Answer: The response to this question is essentially the same for the UT SELECT Dental and UT SELECT Dental Plus plans as the above response for the Vision and Vision Plus plans. For example, if an employee is enrolled in the UT SELECT Dental plan, terminates employment, subsequently becomes re-employed in the same plan year and enrolls in the UT SELECT Dental or Dental Plus plan, he will be eligible for benefits up to the maximum amounts in the newly enrolled plan minus any benefits received during the first employment period. There are no maximum benefits for the Dental HMO plan. Therefore, if the employee were enrolled in the DHMO plan during the first employment period and enrolls in the second employment period, the DHMO copays will continue to apply. If the employee were enrolled in the UT SELECT Dental or Dental Plus plan during the first employment period and then enrolls in the DHMO in the second employment period, the DHMO copays will apply.

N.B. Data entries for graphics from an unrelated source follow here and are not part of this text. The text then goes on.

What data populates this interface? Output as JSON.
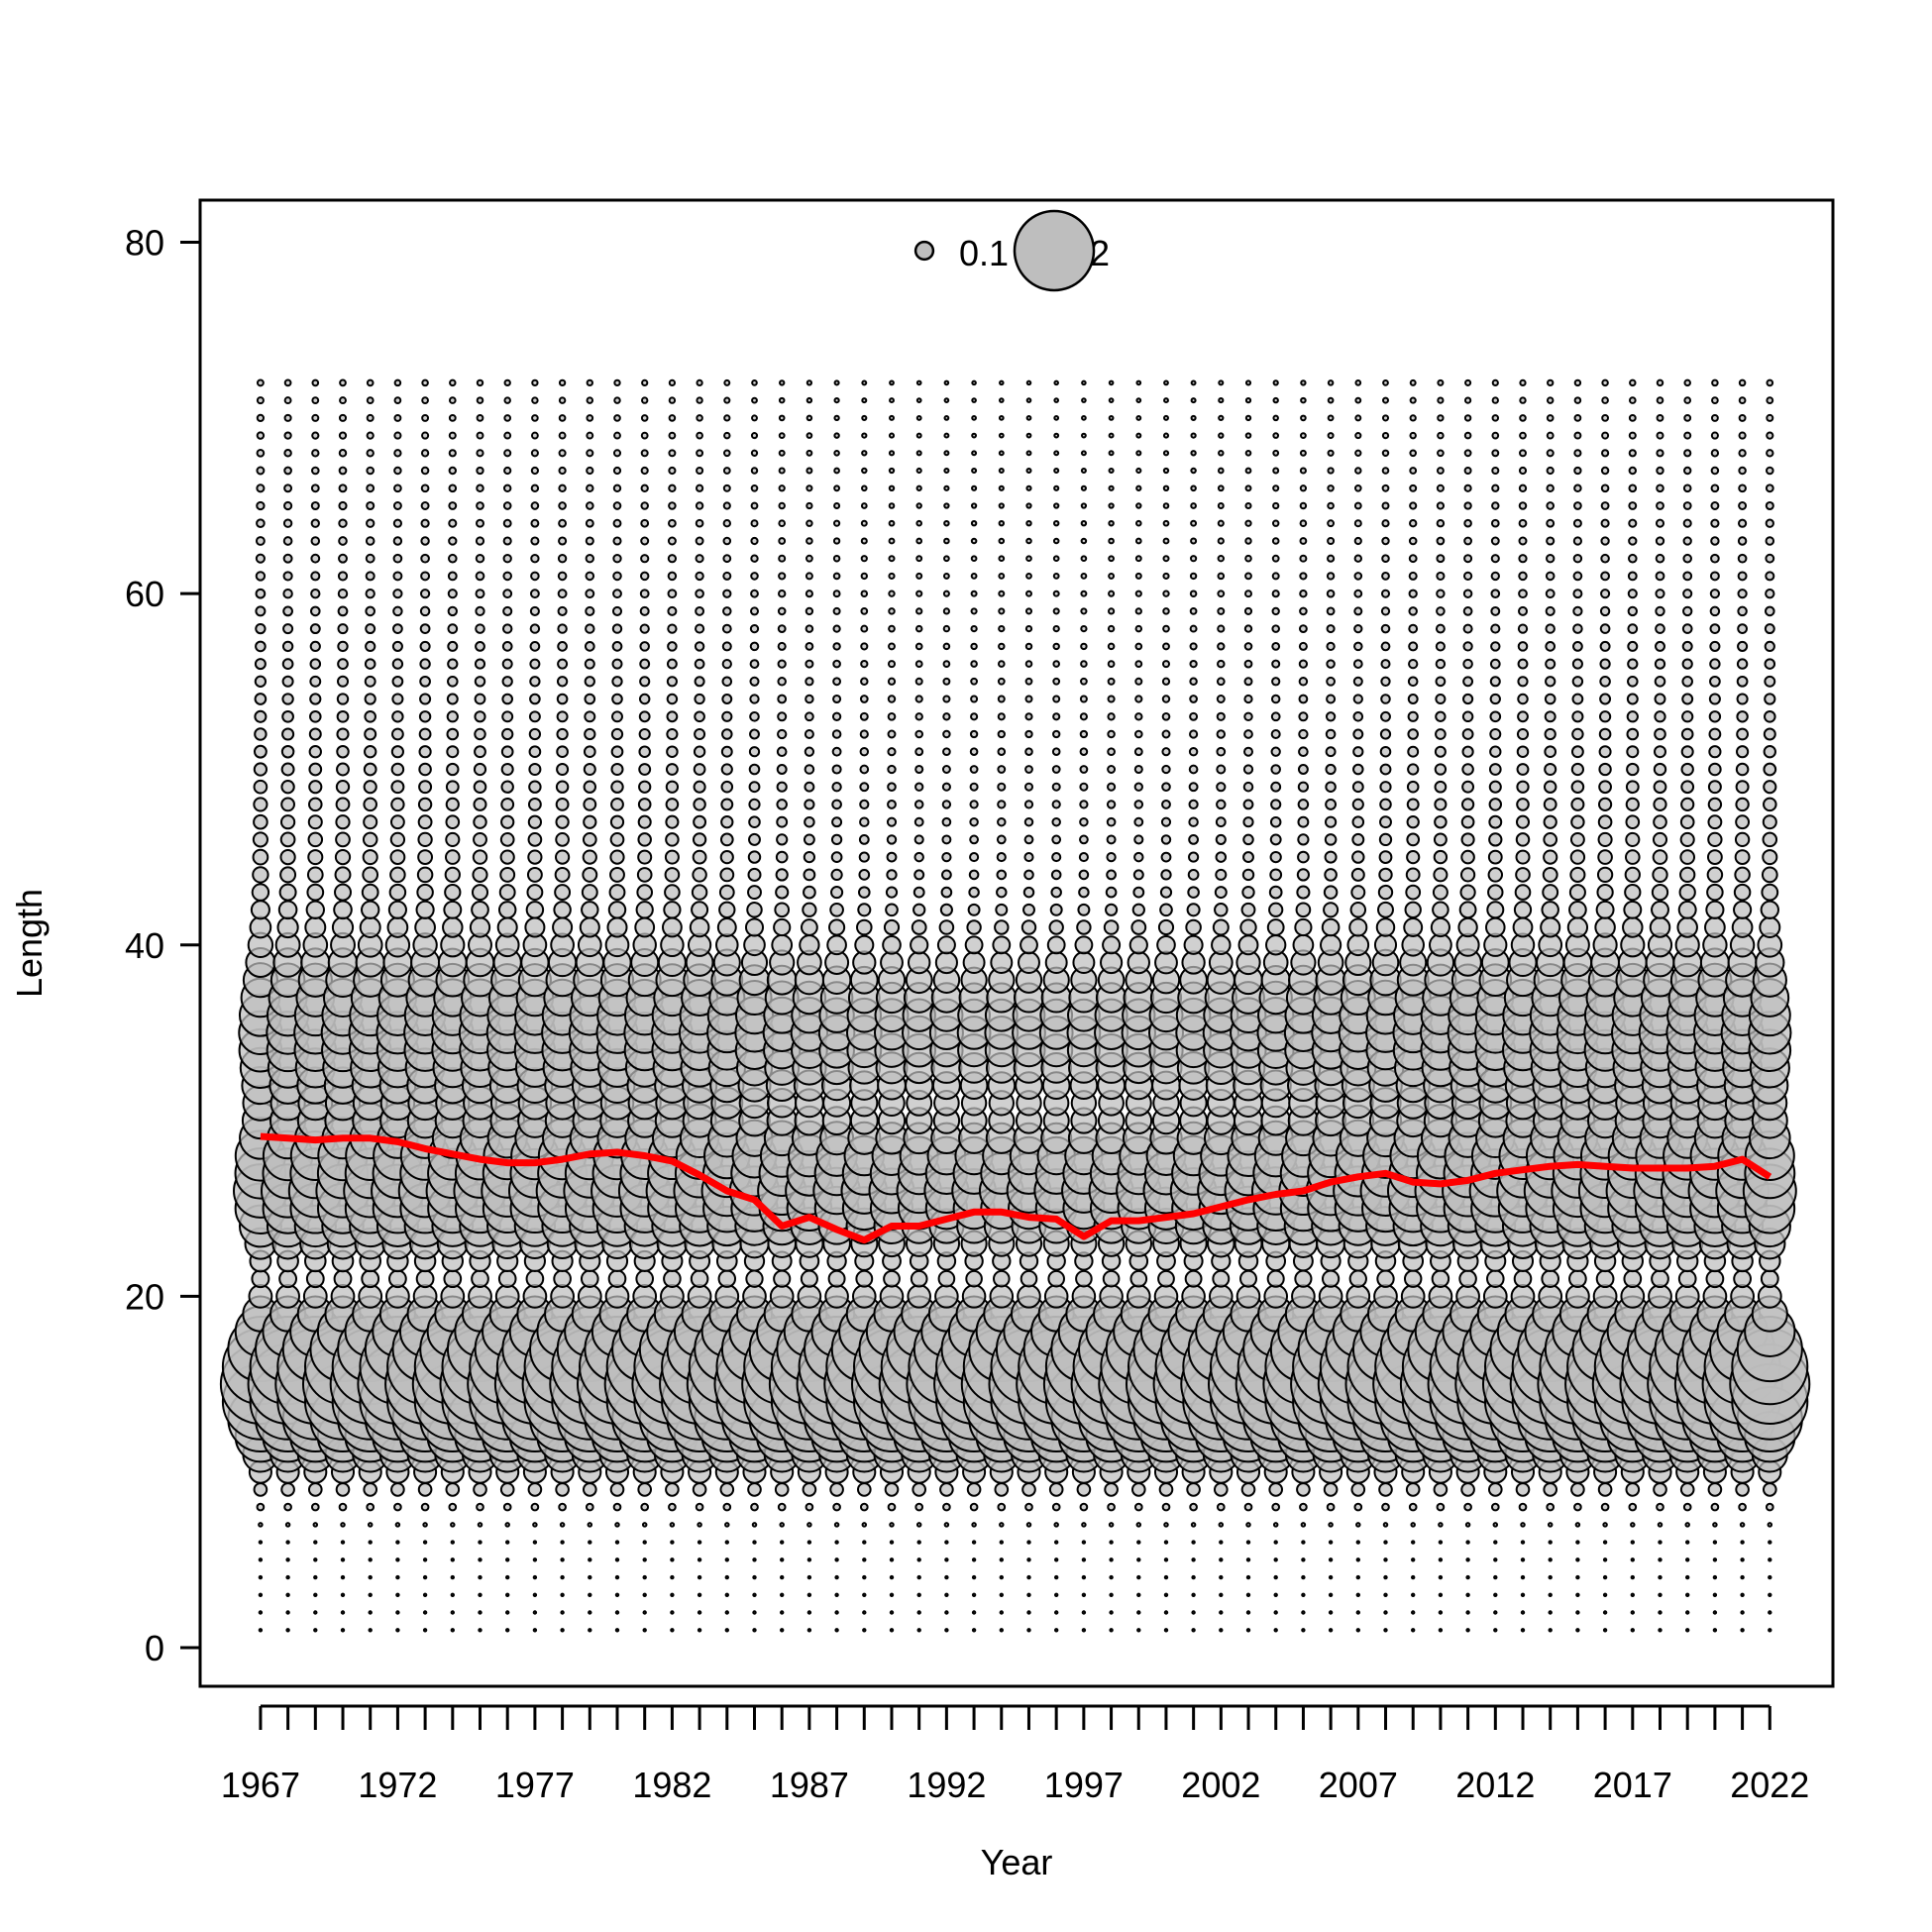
{
  "chart_data": {
    "type": "scatter",
    "subtype": "bubble",
    "title": "",
    "xlabel": "Year",
    "ylabel": "Length",
    "xlim": [
      1964.8,
      2024.3
    ],
    "ylim": [
      -2.2,
      82.4
    ],
    "x_ticks": [
      1967,
      1972,
      1977,
      1982,
      1987,
      1992,
      1997,
      2002,
      2007,
      2012,
      2017,
      2022
    ],
    "x_minor_ticks_every": 1,
    "y_ticks": [
      0,
      20,
      40,
      60,
      80
    ],
    "years": [
      1967,
      2022
    ],
    "length_bins": {
      "from": 1,
      "to": 72,
      "step": 1
    },
    "legend": {
      "placement": "top-center",
      "entries": [
        {
          "label": "0.1",
          "value": 0.1
        },
        {
          "label": "2",
          "value": 2
        }
      ]
    },
    "colors": {
      "bubble_fill": "#bebebe",
      "bubble_stroke": "#000000",
      "mean_line": "#ff0000"
    },
    "bubble_profile": {
      "description_of_modes": "three modes: ~15 (largest), ~26, ~35",
      "modes": [
        {
          "center": 15,
          "spread": 2.2,
          "peak": 2.0
        },
        {
          "center": 26,
          "spread": 2.0,
          "peak": 0.9
        },
        {
          "center": 35,
          "spread": 2.8,
          "peak": 0.45
        }
      ],
      "tail_level": 0.22,
      "tail_min_length": 28
    },
    "mean_length": {
      "name": "",
      "x": [
        1967,
        1968,
        1969,
        1970,
        1971,
        1972,
        1973,
        1974,
        1975,
        1976,
        1977,
        1978,
        1979,
        1980,
        1981,
        1982,
        1983,
        1984,
        1985,
        1986,
        1987,
        1988,
        1989,
        1990,
        1991,
        1992,
        1993,
        1994,
        1995,
        1996,
        1997,
        1998,
        1999,
        2000,
        2001,
        2002,
        2003,
        2004,
        2005,
        2006,
        2007,
        2008,
        2009,
        2010,
        2011,
        2012,
        2013,
        2014,
        2015,
        2016,
        2017,
        2018,
        2019,
        2020,
        2021,
        2022
      ],
      "values": [
        29.1,
        29.0,
        28.9,
        29.0,
        29.0,
        28.8,
        28.4,
        28.1,
        27.8,
        27.6,
        27.6,
        27.8,
        28.1,
        28.2,
        28.0,
        27.7,
        26.9,
        26.0,
        25.5,
        24.0,
        24.5,
        23.8,
        23.2,
        24.0,
        24.0,
        24.4,
        24.8,
        24.8,
        24.5,
        24.4,
        23.4,
        24.3,
        24.3,
        24.5,
        24.7,
        25.1,
        25.5,
        25.8,
        26.0,
        26.5,
        26.8,
        27.0,
        26.5,
        26.4,
        26.6,
        27.0,
        27.2,
        27.4,
        27.5,
        27.4,
        27.3,
        27.3,
        27.3,
        27.4,
        27.8,
        26.8
      ]
    },
    "year_abundance_factor": [
      1.0,
      0.98,
      0.97,
      0.98,
      0.97,
      0.96,
      0.96,
      0.95,
      0.94,
      0.93,
      0.93,
      0.93,
      0.93,
      0.93,
      0.92,
      0.92,
      0.91,
      0.88,
      0.84,
      0.8,
      0.78,
      0.75,
      0.72,
      0.7,
      0.68,
      0.67,
      0.66,
      0.66,
      0.66,
      0.66,
      0.66,
      0.67,
      0.68,
      0.7,
      0.72,
      0.74,
      0.76,
      0.78,
      0.8,
      0.82,
      0.84,
      0.86,
      0.88,
      0.89,
      0.9,
      0.91,
      0.92,
      0.93,
      0.94,
      0.95,
      0.95,
      0.95,
      0.95,
      0.96,
      0.96,
      0.97
    ]
  }
}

If the employee were enrolled in the DHMO in the first employment period and then enrolls in either the UT SELECT Dental or Dental Plus in the second employment period, then the employee will be eligible for the full annual maximum benefits.
Voluntary Group Term Life (VGTL) Conversion for Dependent Children
Question: I am an Employee and have $10,000 of Dependent Voluntary Group Term Life (VGTL) insurance to cover my spouse and two children. Next month my oldest child will reach age 25. Since this child will no longer be eligible to be covered under my Dependent VGTL benefit, can he convert the $10,000 to an individual policy with Dearborn National without Evidence of Insurability?
Answer : Yes, your dependent child reaching age 25 may convert up to $10,000 to an individual policy with Dearborn National. If your child wishes to elect the full $10,000 of life insurance coverage, the premium is currently $6.95 per month.